Results were particularly bad in Europe, where revenues dropped by 24 percent in U.S. dollars to $49.8 million. The region of Europe, Middle East and Africa (EMEA) continued to struggle with a unfavorable currency effect at 8 percent and not so strong backlogs from the retailers. In fact, backlogs both in EMEA and in Canada were down in the mid-twenties.

In Canada, sales were down by 26 percent to $19.8 million. The turnover in Canada, a traditionally strong market for Columbia, was affected by a negative foreign currency effect at 18 percent. Sales in Asia and Latin America (LAAP) were down by 6 percent to $46.1 million, while in the U.S. turnover was flat at $156.3 million. The results in the LAAP region included a currency effect of 4 percent.

It is an irony of fate that the smallest decrease in sales happened in the generally very difficult U.S. market where the decline was less than 1 percent. This is partially due to a strong increase in Columbia’s own retail operations: They nearly doubled thanks to 20 new corporate doors in the first quarter of 2009. The wholesale business declined, however, by a high single-digit rate, mainly in the categories sportswear and shoes. The company reported on a sort of weakness in its business with U.S. department stores. This distribution channel stands for an impressive 30 percent of Columbia’s sales in its home market.

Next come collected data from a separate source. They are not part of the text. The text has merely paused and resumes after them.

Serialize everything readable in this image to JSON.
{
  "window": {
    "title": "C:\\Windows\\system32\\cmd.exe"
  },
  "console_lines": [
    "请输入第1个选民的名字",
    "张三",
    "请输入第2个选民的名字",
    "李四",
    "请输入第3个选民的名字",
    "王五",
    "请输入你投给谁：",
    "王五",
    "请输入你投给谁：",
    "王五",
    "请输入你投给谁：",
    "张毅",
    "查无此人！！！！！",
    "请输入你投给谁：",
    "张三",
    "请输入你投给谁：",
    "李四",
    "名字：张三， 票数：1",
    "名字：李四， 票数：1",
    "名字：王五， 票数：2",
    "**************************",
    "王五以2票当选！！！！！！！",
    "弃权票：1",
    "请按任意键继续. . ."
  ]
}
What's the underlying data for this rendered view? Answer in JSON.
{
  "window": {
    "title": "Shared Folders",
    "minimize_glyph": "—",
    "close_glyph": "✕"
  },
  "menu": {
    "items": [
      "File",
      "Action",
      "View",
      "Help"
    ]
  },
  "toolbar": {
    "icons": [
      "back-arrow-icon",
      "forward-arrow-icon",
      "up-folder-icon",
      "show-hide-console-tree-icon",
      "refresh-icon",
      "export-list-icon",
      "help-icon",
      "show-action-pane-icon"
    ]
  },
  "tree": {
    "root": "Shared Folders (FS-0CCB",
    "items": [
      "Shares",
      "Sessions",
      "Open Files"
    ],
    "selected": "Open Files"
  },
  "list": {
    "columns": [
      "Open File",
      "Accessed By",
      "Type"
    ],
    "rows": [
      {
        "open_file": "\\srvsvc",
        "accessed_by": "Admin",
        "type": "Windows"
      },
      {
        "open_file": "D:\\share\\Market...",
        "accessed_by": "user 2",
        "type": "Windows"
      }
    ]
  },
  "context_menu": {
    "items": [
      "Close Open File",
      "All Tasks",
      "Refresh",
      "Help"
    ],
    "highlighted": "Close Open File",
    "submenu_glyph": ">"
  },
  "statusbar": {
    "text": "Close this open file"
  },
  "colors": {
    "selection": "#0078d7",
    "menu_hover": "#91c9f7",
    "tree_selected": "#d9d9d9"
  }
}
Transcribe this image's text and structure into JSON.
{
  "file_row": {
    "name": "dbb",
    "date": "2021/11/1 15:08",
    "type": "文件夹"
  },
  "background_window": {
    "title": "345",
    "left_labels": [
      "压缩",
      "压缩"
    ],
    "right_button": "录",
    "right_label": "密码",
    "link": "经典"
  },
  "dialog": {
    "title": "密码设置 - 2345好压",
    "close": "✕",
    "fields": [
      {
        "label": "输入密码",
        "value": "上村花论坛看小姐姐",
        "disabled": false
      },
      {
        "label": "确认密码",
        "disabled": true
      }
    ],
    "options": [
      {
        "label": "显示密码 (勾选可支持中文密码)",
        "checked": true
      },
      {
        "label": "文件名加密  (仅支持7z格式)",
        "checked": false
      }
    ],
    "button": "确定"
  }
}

By brand, Columbia’s sales fell by 10 percent to $241.6 million. Mountain Hardwear, the high-end brand, continues to be the darling in the group’s portfolio; its turnover rose by 6 percent to $23.2 million. Sales of Sorel, Montrail and Pacific Trail (a price-oriented label which is not marketed in Europe) were $3.0 million or less, and combined, the three brands were down by 14 percent to $7.2 million. The category breakdown showed gains of 10 percent each for outerwear, to $76.8 million, and for accessories/equipment, to $17.0 million. However, sportswear sales fell by 14 percent to $138.2 million and footwear sales were down by 22 percent to $40.0 million.

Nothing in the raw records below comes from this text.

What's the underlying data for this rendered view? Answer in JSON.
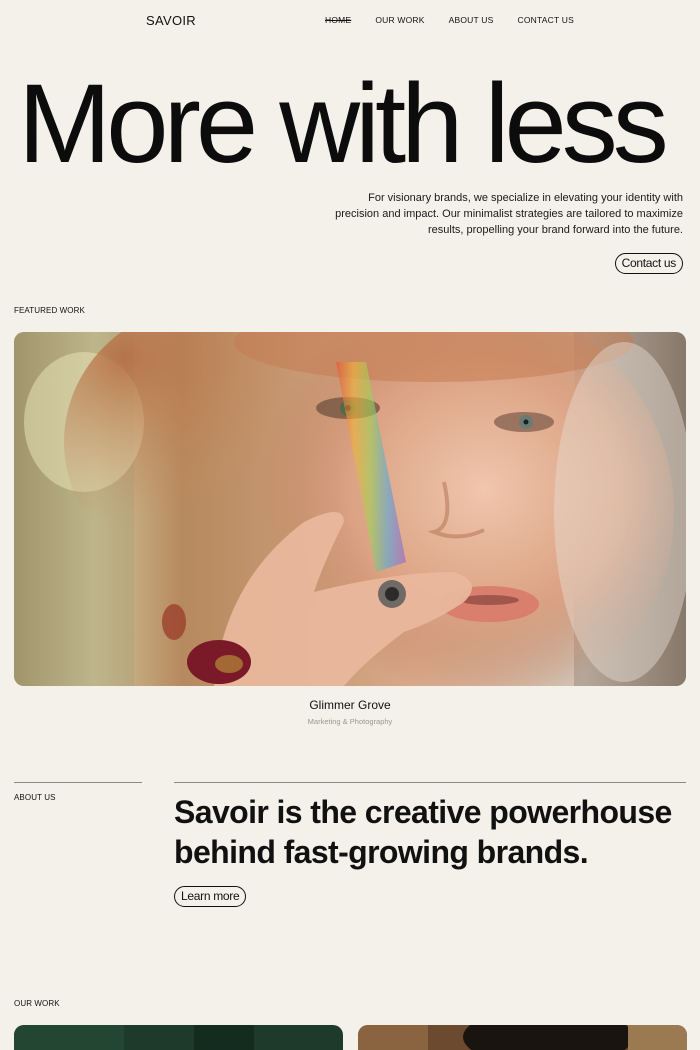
{
  "nav": {
    "logo": "SAVOIR",
    "links": [
      "HOME",
      "OUR WORK",
      "ABOUT US",
      "CONTACT US"
    ]
  },
  "hero": {
    "title": "More with less",
    "description": "For visionary brands, we specialize in elevating your identity with precision and impact. Our minimalist strategies are tailored to maximize results, propelling your brand forward into the future.",
    "contact_label": "Contact us"
  },
  "featured": {
    "section_label": "FEATURED WORK",
    "title": "Glimmer Grove",
    "subtitle": "Marketing & Photography"
  },
  "about": {
    "section_label": "ABOUT US",
    "headline": "Savoir is the creative powerhouse behind fast-growing brands.",
    "learn_more_label": "Learn more"
  },
  "our_work": {
    "section_label": "OUR WORK"
  },
  "colors": {
    "background": "#f4f1ea",
    "text": "#111111",
    "muted": "#9a978f"
  }
}
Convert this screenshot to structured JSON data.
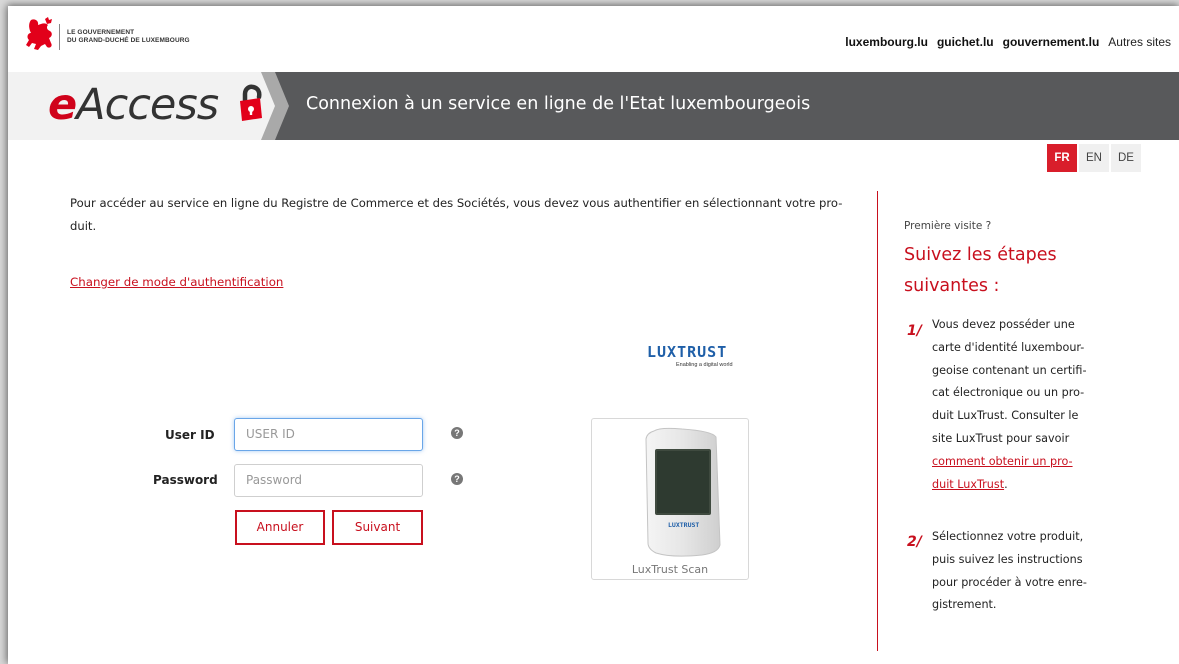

Orders were off by 15 percent to $608.0 million, including a 4 percent hit from currency, with apparel orders down in the mid-teens and footwear down in low single-digits. Europe and Canada both had drops in the mid-20s, while U.S orders were down by low double digits. Columbia remained cautious on the outlook, noting that it was continuing to invest in direct-to-consumer stores and said that full-year sales should end up with declines in the mid-teens at wholesale and in the low double-digits overall. The group also intends to launch internet sale platforms for both the Columbia and Sorel brands in the second quarter of 2009.

The operating margin for the year is expected to drop by 3 to 3.5 percentage points due to deleverage of fixed costs. This indicates an operating margin of 5.5-6.0 percent versus last year’s 9.0 percent, which included an impairment charge of $24.7 million. The second quarter is expected to see a significantly larger loss than last year in a seasonally slow period, in part because of a shift in the timing of shipments to overseas distributors.

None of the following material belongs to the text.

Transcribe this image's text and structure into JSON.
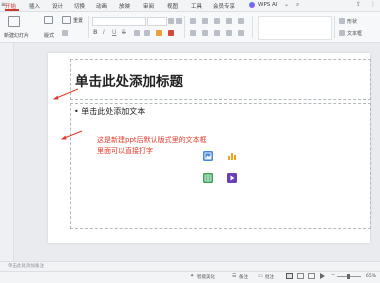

The company expects a slightly lower gross margin for the year as a result of promotional activity and higher purchase costs. These input costs are expected to moderate because of the slowdown, and Columbia said it was studying whether to use any price declines in Asia to grow its margins or be more competitive in pricing.The company said it was planning for business conditions to remain about at their current depressed state right now, and it was taking a cautious approach in terms of speculative inventory for second half of the year. It also noted that spring cancellations have been up somewhat from normal levels. On the plus side, it said retail inventories are extremely clean right now. Meanwhile, Columbia is putting some focus on the Polish market. It has just opened a new showroom in Warsaw. The Polish market is covered by Columbia’s 100 percent own subsidiary, which was founded in late 2008. The company is directed by Rafal Tyszkiewicz who used to run the local operations of VF Corporation with its brands The North Face, Vans, Eastpak, Jansport and others.

Columbia entered the Polish market in the mid-nineties of the last century and worked in the market through various distributors including Domino, Optimum Distribution and Ilion, a wholesale subsidiary of the Sportmaster group that represents Columbia on the Russian market. After five years of being run by Optimum, the distribution was taken over by Ilion, and that period was the weakest chapter of Columbia’s history in Poland - mainly due to differences between the Polish and the Russian markets.

The Polish market is now being supplied out of Columbia’s European distribution center in France. Tyszkiewicz, the brand’s new Polish country manager, was in charge of Columbia when its distribution was in the hands of Optimum.